New York federal appeals court rejects dismissal of St. Vincent soup kitchen appeal

Norwich — A three-judge panel at a federal appeals court in New York City Wednesday rejected a Bridgeport federal court's dismissal of the lawsuit in which St. Vincent de Paul Place soup kitchen had appealed the city's initial denial of permits for the soup kitchen to move to the former St. Joseph's School.

In February, U.S. District Judge Warren Eginton agreed with the city's motion to dismiss St. Vincent's appeal of the city's Dec. 14, 2012, special permit denial on the grounds that the lawsuit was not ready for a court appeals. The Bridgeport judge agreed that St. Vincent had not yet exhausted its local permit avenues and hadn't filed for a zoning variance through the city Zoning Board of Appeals.

The New York Second District Court of Appeals judicial panel disagreed, however, and remanded the case back to the Bridgeport court for reconsideration. The panel said the court could have considered the appeal even with the ZBA ruling pending. But that issue became moot in March, when the ZBA denied the variance and affirmed the city zoning enforcement officer's notice of violation issued to the soup kitchen.

Attorney Brian Smith, representing the Diocese of Norwich in the appeal, said he was pleased with Wednesday's decision, although surprised that it came during the federal government shutdown.

"We look forward to moving ahead with the case in the district court," Smith said.

Attorney Joseph Schwartz, representing the city in the case, declined to comment Wednesday.

St. Vincent's initially moved to the former St. Joseph School on Cliff St. in July 2012 on a six-month temporary permit, but in November asked for permanent permits to remain in the building.

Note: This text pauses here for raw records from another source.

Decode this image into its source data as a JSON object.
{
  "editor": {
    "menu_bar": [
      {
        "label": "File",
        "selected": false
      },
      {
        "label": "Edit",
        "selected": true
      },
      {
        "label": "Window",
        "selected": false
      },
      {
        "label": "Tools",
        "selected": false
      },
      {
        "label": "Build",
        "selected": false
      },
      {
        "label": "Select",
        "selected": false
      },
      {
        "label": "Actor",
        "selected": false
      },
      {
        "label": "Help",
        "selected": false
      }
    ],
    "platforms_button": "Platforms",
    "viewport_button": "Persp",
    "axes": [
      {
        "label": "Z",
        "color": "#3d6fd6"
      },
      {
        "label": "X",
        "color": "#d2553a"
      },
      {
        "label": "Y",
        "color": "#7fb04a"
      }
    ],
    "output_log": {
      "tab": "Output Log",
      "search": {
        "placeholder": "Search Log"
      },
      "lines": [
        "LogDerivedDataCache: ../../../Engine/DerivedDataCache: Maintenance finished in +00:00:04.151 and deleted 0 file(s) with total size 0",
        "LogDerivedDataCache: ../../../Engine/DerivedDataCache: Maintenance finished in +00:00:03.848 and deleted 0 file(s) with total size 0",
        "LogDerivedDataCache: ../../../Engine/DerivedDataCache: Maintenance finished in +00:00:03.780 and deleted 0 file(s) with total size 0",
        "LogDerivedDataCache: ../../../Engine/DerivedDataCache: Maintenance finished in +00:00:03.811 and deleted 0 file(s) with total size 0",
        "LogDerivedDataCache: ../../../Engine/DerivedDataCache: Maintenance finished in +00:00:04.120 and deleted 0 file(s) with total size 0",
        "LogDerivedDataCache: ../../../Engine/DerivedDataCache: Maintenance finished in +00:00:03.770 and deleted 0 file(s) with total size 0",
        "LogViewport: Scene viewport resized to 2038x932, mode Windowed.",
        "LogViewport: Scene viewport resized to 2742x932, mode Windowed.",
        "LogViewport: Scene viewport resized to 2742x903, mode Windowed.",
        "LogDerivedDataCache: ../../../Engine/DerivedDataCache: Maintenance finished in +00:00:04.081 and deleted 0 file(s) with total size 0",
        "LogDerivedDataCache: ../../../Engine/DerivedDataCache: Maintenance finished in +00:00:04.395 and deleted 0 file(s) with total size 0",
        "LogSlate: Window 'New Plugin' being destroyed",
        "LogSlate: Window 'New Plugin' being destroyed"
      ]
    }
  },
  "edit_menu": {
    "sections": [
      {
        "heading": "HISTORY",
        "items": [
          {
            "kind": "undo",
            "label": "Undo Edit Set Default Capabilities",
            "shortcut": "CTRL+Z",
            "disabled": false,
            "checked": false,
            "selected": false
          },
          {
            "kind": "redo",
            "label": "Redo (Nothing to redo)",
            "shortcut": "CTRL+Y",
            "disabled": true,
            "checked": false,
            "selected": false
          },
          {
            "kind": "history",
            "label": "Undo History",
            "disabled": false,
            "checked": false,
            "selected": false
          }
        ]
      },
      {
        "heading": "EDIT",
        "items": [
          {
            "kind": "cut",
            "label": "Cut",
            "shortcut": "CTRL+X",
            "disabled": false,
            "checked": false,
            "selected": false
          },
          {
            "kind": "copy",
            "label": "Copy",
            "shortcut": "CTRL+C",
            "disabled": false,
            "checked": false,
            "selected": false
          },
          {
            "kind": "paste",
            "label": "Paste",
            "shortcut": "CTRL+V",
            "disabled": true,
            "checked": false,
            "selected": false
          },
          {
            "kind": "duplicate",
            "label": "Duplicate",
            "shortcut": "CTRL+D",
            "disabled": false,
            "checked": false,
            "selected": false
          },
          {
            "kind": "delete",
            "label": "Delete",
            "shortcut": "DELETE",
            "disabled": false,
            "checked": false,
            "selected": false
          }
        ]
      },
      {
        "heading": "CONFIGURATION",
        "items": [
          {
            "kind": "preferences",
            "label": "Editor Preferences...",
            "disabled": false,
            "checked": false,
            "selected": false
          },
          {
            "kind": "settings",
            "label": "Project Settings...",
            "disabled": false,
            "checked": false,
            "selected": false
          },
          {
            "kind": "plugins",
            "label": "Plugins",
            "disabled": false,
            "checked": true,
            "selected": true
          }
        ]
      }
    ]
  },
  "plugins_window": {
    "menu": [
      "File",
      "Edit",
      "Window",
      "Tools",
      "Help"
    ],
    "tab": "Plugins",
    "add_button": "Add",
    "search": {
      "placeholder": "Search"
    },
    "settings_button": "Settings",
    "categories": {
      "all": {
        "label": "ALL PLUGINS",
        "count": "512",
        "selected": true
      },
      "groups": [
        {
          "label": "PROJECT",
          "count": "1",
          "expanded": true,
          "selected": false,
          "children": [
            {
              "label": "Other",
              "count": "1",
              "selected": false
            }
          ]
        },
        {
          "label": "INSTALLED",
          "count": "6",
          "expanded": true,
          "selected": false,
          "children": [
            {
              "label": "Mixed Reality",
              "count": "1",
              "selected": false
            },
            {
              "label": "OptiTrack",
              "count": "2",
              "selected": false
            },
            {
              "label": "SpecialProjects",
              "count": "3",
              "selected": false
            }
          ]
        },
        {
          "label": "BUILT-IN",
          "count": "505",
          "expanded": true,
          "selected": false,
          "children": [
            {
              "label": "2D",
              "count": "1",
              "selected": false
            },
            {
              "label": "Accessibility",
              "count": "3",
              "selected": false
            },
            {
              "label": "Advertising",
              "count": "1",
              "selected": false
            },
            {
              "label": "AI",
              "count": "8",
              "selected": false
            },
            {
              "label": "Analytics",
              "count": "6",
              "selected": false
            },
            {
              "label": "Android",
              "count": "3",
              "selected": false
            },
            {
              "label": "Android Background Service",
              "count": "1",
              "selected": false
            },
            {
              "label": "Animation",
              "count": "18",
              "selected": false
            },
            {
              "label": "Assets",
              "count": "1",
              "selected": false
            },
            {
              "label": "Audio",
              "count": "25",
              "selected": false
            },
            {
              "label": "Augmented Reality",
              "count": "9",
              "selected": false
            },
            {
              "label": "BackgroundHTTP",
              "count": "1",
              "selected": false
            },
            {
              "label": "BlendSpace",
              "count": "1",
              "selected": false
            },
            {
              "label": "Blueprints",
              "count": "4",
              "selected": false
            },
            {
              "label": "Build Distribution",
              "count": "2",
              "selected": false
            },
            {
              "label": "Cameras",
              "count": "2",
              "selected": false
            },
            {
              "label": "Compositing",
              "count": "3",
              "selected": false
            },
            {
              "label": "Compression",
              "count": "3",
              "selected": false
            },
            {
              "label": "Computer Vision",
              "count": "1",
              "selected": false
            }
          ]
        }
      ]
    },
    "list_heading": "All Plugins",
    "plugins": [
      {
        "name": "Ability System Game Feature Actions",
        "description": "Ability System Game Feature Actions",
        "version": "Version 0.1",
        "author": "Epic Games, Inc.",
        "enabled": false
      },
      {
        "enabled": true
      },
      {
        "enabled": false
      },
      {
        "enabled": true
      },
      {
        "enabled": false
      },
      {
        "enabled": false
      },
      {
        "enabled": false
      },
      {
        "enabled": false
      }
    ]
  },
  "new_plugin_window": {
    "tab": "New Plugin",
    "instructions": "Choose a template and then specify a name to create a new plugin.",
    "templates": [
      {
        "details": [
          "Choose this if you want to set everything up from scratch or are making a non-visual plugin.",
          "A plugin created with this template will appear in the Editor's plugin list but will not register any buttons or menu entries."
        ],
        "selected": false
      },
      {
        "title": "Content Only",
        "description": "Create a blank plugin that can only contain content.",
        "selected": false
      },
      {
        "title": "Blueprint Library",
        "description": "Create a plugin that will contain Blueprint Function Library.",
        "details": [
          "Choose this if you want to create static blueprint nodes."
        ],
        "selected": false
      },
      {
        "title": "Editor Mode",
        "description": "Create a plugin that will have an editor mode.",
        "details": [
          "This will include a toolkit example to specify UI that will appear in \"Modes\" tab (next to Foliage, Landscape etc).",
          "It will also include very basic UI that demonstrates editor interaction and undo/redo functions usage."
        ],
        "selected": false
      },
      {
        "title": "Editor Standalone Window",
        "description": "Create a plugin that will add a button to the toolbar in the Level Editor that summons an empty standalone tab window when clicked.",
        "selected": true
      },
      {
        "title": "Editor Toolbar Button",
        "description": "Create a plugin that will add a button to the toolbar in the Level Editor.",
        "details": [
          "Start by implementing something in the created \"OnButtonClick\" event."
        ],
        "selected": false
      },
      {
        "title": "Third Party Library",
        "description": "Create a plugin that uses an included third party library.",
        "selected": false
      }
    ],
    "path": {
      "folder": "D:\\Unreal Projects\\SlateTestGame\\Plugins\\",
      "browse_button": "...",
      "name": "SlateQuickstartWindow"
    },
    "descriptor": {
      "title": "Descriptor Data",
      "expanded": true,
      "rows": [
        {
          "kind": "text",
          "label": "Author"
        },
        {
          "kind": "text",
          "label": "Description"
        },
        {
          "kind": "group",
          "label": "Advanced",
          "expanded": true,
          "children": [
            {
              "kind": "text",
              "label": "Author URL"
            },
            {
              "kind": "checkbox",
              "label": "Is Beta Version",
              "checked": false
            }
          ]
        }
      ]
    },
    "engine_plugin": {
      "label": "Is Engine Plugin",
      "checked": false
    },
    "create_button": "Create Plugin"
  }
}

Residents in the area objected, citing disruptions to the neighborhood, trespassing, foul language by patrons and litter on their properties. The Commission on the City Plan agreed with the neighbors and denied the special permit. The ZBA concurred in March.

At the end of the two-page ruling issued Wednesday, the three judges also recommended that the lower court consider consolidating the special permit denial appeal with two other pending federal court cases in which St. Vincent challenged the ZBA's variance denial and that agency's vote to affirm the notice of violation Zoning Enforcement Officer Tianne Curtis sent to St. Vincent in January following the planning commission's special permit denial.

"It would certainly appear that the district court should consider whether consolidation of this action with the two pending, consolidated actions is appropriate," the ruling said.

The other two pending appeals already have been consolidated and transferred to the U.S. District Court in New Haven before Judge Karen B. Arterton.